The comparisons between FHR analysis methods should be interpreted carefully because FHR signal acquisition and processing techniques vary widely. For example, Siira et al. [32] investigated fetal HRV through a spectral analysis using invasive fetal scalp electrodes whereas Chung et al. [31] performed a spectral analysis on the FHR signal issued from the Doppler ultrasound CTG. Doppler ultrasound CTG does not provide beat-to-beat FHR recordings; and FHR is usually averaged over 3 beats and sampled at 4 Hz. According to Van Laar et al. [25] FHR high frequency spectral analysis is only reliable if FHR is acquired on a beat-to-beat basis and issued from direct ECG signal obtained with a scalp electrode suggesting results using FHR that are averaged should be interpreted with caution. Other authors described time domain signal processing methods allowing the use of FHR signal issued from the Doppler ultrasound CTG [40, 41]. As our method is also based on a time domain analysis, we hypothesized that Doppler ultrasound CTG signal will be suitable for our analysis.

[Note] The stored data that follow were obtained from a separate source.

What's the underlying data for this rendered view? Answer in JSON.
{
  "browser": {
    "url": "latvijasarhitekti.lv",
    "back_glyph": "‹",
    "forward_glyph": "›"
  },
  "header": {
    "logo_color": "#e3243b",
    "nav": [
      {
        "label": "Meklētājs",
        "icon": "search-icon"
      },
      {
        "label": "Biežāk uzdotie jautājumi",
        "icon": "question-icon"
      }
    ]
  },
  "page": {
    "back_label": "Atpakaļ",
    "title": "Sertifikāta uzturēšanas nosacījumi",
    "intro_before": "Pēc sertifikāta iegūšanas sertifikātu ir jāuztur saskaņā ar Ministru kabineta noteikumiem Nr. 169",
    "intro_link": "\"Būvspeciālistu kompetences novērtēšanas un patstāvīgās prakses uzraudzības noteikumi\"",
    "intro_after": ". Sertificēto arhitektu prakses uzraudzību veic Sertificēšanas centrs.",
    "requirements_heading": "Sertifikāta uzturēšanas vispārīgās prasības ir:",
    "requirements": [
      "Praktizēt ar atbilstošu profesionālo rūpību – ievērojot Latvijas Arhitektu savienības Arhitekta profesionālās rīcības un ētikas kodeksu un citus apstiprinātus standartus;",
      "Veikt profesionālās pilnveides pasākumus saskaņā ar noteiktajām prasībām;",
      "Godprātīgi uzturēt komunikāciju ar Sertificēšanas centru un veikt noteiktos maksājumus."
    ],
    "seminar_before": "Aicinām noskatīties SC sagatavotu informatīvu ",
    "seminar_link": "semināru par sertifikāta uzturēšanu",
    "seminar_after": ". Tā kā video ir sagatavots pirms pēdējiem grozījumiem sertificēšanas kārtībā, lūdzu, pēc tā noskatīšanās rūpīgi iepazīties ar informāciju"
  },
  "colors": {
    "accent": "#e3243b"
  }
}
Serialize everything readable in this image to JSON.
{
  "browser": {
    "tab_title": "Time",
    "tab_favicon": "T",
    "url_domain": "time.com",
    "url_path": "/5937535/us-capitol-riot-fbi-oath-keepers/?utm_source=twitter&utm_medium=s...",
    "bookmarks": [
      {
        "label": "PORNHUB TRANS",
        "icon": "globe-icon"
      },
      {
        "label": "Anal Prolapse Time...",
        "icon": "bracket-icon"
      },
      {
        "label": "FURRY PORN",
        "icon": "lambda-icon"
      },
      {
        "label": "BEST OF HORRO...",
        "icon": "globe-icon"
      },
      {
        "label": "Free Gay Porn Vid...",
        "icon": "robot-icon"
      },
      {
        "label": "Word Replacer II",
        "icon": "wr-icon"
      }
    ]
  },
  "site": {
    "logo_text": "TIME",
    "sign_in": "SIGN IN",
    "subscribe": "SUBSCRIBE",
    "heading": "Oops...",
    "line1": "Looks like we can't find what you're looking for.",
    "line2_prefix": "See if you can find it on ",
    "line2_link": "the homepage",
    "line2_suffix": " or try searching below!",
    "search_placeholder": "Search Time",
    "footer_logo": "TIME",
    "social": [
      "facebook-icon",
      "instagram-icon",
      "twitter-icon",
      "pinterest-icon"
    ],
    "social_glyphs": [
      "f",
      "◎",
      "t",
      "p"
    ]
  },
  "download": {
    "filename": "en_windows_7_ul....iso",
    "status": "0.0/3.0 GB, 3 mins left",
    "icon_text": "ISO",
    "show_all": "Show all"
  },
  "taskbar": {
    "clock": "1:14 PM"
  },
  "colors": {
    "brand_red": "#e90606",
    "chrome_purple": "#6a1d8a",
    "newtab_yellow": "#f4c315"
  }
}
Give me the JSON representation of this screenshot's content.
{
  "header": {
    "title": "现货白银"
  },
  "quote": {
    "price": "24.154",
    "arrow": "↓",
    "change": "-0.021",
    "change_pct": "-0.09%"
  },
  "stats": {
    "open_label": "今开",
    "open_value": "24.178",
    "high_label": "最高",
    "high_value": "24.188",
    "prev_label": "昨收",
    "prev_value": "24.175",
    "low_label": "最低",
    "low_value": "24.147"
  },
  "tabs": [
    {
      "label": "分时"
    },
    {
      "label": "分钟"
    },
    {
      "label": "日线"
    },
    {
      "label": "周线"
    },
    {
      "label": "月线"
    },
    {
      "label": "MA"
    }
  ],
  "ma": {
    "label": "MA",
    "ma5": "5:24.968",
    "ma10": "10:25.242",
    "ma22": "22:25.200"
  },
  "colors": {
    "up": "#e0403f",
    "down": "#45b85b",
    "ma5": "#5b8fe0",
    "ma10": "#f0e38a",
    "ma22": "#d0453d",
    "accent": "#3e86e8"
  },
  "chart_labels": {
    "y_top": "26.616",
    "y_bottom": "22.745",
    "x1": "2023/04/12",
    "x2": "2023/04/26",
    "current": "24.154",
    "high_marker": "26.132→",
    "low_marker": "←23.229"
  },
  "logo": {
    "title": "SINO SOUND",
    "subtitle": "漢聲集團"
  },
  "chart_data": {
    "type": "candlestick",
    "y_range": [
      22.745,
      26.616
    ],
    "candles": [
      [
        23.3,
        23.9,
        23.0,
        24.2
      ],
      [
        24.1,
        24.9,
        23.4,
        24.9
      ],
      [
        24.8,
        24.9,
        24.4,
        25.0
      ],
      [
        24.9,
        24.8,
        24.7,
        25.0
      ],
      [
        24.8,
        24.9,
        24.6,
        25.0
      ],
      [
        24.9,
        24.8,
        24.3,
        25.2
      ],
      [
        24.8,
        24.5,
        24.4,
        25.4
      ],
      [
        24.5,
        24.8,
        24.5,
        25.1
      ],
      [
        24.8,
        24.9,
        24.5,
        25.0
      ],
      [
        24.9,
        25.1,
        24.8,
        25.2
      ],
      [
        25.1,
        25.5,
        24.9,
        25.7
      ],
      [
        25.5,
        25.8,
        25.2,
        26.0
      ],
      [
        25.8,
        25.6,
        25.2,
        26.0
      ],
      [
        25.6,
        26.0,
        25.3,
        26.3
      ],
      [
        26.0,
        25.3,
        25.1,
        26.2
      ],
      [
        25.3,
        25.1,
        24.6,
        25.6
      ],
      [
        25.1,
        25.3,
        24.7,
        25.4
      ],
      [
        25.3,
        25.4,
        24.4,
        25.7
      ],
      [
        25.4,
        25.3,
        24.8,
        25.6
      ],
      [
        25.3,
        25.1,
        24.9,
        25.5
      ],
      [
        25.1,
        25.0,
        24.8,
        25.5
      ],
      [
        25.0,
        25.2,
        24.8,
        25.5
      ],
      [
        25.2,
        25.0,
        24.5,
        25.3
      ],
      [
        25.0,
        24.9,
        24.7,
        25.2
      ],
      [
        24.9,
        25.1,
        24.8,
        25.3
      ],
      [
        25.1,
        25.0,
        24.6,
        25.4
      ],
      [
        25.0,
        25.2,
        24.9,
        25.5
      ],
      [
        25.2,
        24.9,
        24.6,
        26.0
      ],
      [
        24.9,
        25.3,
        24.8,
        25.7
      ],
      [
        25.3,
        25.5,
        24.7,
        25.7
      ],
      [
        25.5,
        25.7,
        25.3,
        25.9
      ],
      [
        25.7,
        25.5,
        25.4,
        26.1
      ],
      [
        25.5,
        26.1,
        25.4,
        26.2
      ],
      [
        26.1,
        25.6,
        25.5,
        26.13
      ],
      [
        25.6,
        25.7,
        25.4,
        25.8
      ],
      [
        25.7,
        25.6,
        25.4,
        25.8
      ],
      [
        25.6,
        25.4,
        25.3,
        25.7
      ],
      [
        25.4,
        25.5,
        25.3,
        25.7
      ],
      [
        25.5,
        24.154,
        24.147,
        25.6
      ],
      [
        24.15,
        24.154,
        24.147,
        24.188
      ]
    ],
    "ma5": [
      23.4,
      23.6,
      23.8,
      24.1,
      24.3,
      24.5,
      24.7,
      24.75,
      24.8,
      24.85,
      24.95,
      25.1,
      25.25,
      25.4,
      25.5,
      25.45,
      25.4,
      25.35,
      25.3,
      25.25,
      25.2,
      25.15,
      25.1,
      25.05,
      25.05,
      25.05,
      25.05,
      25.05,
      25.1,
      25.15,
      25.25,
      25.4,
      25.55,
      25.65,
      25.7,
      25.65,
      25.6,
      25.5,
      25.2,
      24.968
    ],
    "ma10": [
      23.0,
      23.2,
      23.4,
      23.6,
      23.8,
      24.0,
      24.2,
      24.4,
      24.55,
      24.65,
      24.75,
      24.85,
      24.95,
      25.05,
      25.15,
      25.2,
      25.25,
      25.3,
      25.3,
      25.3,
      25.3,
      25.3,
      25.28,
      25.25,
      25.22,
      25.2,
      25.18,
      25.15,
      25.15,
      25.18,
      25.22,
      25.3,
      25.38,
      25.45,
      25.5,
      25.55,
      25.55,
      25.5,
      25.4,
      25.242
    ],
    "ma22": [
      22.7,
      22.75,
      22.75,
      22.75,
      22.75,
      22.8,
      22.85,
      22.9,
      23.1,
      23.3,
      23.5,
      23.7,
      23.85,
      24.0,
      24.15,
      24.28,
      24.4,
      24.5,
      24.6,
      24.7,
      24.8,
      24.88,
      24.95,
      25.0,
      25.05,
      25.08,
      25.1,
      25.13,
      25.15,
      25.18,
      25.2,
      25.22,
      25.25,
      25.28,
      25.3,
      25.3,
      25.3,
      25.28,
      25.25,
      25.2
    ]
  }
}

One limitation of our study is that we only listed one case of severe acidosis with an arterial pH at birth under 7.00 (6.91) and 12 newborns with pH values lower than the gestational age adapted threshold. However, despite this low number of severe acidosis, we showed a reduction of the FSI in the case of low pH values.

Though, this pilot study demonstrated the feasibility of computing the FSI non-invasively from FHR issued from CTG, other studies need to be performed in order to compare FSI computed from FHR issued from a CTG to FSI computed from FHR acquired on a beat-to-beat basis issued from a fetal scalp electrode. Our data showed that parasympathetic tone, illustrated by the HRV-based index FSI, is reduced during labor when a low arterial pH at birth was found. We are currently working on improving our technology sensitivity using sheep instrumented models and we will perform a prospective study in a larger population in order to detect more precisely fetuses with potential distress during delivery.